Un patient sur 20 serait victime d’une erreur médicale évitable

Selon une méta-analyse portant sur plus de 300 000 patients, la moitié des fautes médicales commises peuvent être évitées. La plupart sont liées à des erreurs de traitements.

Plus d’une personne sur dix est blessée au cours de soins médicaux. Et parmi ces erreurs, 12 % ont même entraîné l’invalidité permanente ou le décès d’un patient. Pourtant, la moitié de ces blessures pourraient être prévenues, selon une étude britannique publiée dans le British Medical Journal le 17 juillet dernier.

C’est l’analyse de 70 rapports portant sur 337 025 patients qui a mis en évidence la gravité du problème. Au total, 28 150 ont été victimes d’incidents préjudiciables pour leur santé, dont 15 419 auraient pu être évitées, ont estimé les chercheurs de l’Université de Manchester (Royaume-Uni). Plus précisément, 49 % des dommages rapportés étaient considérés comme « légers », 36 % comme « modérés » et 12 % comme « graves ».
8 milliards d’euros de coups supplémentaires

La plupart des incidents sont en fait liés à la prescription de médicaments ou de traitements inadaptés (à cause d’une allergie, par exemple), puis qu’ils représentaient 49 % des torts enregistrés. Les blessures liées aux procédures invasives (interventions chirurgicales) en représentaient 23 %, les infections liées aux soins de santé et les diagnostics erronés tous deux 16 %. Les erreurs médicales évitables étaient par ailleurs plus courantes dans les unités de chirurgie et de soins intensifs que dans les centres hospitaliers. Au contraire, elles étaient plus faibles dans les unités obstétriques.

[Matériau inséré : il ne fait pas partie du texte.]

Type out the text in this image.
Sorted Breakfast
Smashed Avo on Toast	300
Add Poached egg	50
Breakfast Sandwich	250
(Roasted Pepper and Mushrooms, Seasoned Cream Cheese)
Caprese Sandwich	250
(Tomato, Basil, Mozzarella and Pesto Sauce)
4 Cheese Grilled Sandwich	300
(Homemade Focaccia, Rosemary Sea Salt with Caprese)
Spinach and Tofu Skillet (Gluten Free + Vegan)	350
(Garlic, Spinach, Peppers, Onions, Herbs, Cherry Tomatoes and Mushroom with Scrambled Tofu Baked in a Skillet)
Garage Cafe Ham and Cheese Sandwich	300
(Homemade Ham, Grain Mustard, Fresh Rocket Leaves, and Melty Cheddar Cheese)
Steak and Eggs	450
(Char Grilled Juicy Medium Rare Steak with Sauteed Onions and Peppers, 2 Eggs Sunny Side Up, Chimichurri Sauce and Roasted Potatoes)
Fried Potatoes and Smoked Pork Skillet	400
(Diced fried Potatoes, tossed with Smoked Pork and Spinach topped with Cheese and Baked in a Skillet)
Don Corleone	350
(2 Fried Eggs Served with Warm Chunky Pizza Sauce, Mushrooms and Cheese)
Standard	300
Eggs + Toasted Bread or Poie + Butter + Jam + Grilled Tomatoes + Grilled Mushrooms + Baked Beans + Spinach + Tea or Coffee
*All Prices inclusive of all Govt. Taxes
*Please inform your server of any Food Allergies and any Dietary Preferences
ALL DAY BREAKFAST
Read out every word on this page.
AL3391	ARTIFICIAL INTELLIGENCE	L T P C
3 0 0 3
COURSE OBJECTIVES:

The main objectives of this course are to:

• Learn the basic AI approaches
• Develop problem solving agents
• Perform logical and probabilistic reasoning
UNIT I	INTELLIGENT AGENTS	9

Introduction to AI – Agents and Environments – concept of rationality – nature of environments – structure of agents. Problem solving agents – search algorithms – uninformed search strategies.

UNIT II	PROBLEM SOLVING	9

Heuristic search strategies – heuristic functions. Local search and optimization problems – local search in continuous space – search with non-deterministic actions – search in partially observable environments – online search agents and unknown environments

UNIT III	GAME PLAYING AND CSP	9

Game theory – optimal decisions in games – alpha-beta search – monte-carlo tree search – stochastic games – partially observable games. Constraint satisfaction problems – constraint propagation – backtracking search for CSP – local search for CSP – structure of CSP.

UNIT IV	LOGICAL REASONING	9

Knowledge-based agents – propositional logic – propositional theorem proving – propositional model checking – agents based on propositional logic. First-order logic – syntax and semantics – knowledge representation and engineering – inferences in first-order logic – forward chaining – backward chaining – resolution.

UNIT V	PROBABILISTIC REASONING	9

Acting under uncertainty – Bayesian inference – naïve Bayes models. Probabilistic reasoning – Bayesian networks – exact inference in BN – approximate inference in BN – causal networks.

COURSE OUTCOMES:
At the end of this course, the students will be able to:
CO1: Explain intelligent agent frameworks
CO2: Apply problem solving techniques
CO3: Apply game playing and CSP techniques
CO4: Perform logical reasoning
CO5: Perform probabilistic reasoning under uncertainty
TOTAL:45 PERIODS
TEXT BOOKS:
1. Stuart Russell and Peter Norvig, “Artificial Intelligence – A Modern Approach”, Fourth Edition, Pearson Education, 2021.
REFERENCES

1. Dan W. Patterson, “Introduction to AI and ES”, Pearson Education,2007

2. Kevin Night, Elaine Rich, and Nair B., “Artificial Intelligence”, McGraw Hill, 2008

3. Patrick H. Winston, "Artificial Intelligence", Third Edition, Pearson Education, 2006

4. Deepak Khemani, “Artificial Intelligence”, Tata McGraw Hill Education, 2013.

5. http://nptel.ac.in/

« Les dommages évitables aux patients pourrait entraîner des améliorations significatives des soins médicaux et des économies considérables pour les systèmes de soins de santé du monde entier », assurent les auteurs de l’étude. Selon leurs estimations, rien qu’aux États-Unis, ils sont responsables de 9,3 milliards de dollars (8,3 milliards d’euros) de coûts supplémentaires par an pour les prestataires de santé.
Pas de solution miracle

Cette étude rappelle « à quel point les préjudices médicaux [prévalent] dans tous les systèmes de santé et, plus important encore, [attire] l’attention sur ce qu’il [est] potentiellement possible d’éviter », soulignent des experts de la London School of Economics (Royaume-Uni) et de la Harvard Medical School (Ctats-Unis) dans un éditorial l’accompagnant. Ils demandent à ce que les « quasi-accidents » soient recensés de façon systématique, afin de « donner aux patients les moyens de garantir un système de santé sûr et efficace ».

Mais il n’y n’existe d’après eux pas de solution miracle pour les réduire. Pour Tami Minnier, responsable de la qualité du centre médical de l’Université de Pittsburgh interrogée par la NBC, cela nécessite une combinaison de gestes de la part du patient et du personnel, une gestion cohérente et, parfois, d’user de nouvelles technologies plus sûres.